To reproduce it with example codes (modifying the tutorial code with more features)

import random
import string
import pandas as pd
import numpy as np
from sklearn.datasets import make_friedman1
from sklearn.metrics import r2_score
from sklearn.model_selection import train_test_split

from evolutionary_forest.forest import EvolutionaryForestRegressor

random.seed(0)
np.random.seed(0)

# Generate dataset
X, y = make_friedman1(n_samples=500, n_features=17, random_state=0)

# Convert numpy arrays to pandas dataframe
X = pd.DataFrame(X, columns=list(string.ascii_uppercase[:X.shape[1]]))
y = pd.DataFrame(y, columns=['Target'])

# Split dataset
x_train, x_test, y_train, y_test = train_test_split(X, y, test_size=0.2, random_state=0)

# Train Evolutionary Forest
r = EvolutionaryForestRegressor(max_height=5, normalize=True, select='AutomaticLexicase',
                                gene_num=10, boost_size=100, n_gen=20, n_pop=200, cross_pb=1,
                                base_learner='Random-DT', verbose=True, n_process=1)
r.fit(x_train, y_train)

from evolutionary_forest.utils import get_feature_importance, plot_feature_importance

code_importance_dict = get_feature_importance(r)
hengzhe-zhang commented 1 year ago

It took me some time to identify the reason for the issue. I discovered that the problem is caused by the naming convention used for parse_expr in sympy.

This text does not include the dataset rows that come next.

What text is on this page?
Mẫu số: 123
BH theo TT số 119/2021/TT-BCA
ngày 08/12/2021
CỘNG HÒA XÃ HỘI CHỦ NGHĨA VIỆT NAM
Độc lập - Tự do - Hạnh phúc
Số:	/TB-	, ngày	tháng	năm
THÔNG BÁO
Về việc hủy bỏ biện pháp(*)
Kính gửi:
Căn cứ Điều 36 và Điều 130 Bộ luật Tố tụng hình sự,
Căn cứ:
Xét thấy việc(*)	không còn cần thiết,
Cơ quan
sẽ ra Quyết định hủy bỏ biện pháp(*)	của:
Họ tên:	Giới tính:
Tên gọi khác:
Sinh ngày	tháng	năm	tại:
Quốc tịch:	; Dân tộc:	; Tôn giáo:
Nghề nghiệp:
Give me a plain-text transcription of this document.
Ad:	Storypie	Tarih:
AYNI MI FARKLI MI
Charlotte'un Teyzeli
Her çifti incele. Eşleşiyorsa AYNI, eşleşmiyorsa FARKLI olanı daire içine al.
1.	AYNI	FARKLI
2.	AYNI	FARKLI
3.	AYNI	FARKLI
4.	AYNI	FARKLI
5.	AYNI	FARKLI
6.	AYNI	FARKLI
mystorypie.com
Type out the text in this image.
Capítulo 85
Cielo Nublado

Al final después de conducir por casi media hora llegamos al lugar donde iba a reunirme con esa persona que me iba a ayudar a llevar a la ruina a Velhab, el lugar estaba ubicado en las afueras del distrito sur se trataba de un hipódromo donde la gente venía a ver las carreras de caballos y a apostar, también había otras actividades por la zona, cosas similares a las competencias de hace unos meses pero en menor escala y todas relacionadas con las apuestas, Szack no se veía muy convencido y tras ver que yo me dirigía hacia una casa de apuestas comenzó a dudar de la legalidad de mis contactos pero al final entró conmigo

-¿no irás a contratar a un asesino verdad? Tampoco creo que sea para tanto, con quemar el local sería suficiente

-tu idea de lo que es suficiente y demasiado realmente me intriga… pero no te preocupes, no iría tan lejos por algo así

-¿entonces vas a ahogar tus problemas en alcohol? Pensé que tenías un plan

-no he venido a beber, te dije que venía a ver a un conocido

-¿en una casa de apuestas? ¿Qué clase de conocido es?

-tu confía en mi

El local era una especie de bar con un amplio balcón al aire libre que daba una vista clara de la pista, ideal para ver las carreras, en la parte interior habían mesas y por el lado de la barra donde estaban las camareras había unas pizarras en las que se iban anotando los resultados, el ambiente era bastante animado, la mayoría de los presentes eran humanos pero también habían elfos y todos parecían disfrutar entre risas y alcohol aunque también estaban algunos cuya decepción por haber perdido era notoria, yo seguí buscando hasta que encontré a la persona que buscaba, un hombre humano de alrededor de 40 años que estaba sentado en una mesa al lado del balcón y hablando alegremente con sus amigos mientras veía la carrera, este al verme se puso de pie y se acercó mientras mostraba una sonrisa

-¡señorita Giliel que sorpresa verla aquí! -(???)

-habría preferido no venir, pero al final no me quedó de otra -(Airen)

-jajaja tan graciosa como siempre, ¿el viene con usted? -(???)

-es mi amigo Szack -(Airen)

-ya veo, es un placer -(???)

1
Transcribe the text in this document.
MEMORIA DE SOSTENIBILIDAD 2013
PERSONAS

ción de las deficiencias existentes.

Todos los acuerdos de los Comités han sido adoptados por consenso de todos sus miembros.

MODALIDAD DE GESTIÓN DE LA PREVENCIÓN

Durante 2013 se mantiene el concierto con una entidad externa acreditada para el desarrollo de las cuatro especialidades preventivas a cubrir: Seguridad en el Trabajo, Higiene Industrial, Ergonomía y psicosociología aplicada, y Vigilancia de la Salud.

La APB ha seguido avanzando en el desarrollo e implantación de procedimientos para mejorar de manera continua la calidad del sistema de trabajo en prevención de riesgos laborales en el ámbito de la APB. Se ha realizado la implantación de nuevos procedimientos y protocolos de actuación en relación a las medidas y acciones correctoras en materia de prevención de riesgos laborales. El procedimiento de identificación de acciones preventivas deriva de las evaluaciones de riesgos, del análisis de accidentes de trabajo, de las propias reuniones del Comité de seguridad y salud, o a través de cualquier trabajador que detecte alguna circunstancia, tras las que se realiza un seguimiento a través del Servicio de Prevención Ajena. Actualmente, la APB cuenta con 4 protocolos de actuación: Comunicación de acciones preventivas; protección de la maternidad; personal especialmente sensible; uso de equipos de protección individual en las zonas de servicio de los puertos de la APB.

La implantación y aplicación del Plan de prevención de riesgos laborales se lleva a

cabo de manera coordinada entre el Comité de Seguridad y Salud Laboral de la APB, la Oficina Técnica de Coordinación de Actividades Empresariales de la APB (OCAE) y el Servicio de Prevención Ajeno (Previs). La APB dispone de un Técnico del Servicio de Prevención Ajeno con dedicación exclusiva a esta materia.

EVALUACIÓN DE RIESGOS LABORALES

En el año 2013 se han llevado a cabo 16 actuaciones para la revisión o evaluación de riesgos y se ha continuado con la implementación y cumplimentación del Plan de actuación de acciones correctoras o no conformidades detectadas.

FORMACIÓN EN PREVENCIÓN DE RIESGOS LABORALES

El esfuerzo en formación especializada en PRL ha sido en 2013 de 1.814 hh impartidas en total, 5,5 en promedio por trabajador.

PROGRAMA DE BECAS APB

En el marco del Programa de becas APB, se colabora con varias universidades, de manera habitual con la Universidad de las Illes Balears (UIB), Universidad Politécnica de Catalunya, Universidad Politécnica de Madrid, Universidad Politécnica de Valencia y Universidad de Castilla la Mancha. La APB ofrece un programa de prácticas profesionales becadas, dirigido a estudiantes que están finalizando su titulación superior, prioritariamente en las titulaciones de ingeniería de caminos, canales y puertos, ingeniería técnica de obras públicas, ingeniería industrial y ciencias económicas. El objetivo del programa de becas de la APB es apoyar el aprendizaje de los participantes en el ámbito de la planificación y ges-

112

To illustrate this, let me provide an example where the first naming convention would raise an exception. However, the following two naming conventions are correct and should be used instead.

from sympy import parse_expr

try:
    print(parse_expr('QQ*QD'))
except:
    pass
try:
    print(parse_expr('Q1*Q2'))
except:
    pass
try:
    print(parse_expr('X1*X2'))
except:
    pass

At the moment, I am unsure how to avoid this problem. Therefore, I hope you to refrain from using the problematic naming convention. Thank you for your understanding.

minghao51 commented 1 year ago

I was wondering about what naming convention I should follow.

So, I guess it should be:

Would it make sense to have a check for it? or parse the feature_names into compatible ones?

hengzhe-zhang commented 1 year ago

I was wondering about what naming convention I should follow.

So, I guess it should be:

  • no double alphabets
  • no underscore/space etc

Would it make sense to have a check for it? or parse the feature_names into compatible ones?

That's great advice. I would definitely consider implementing a check in the future.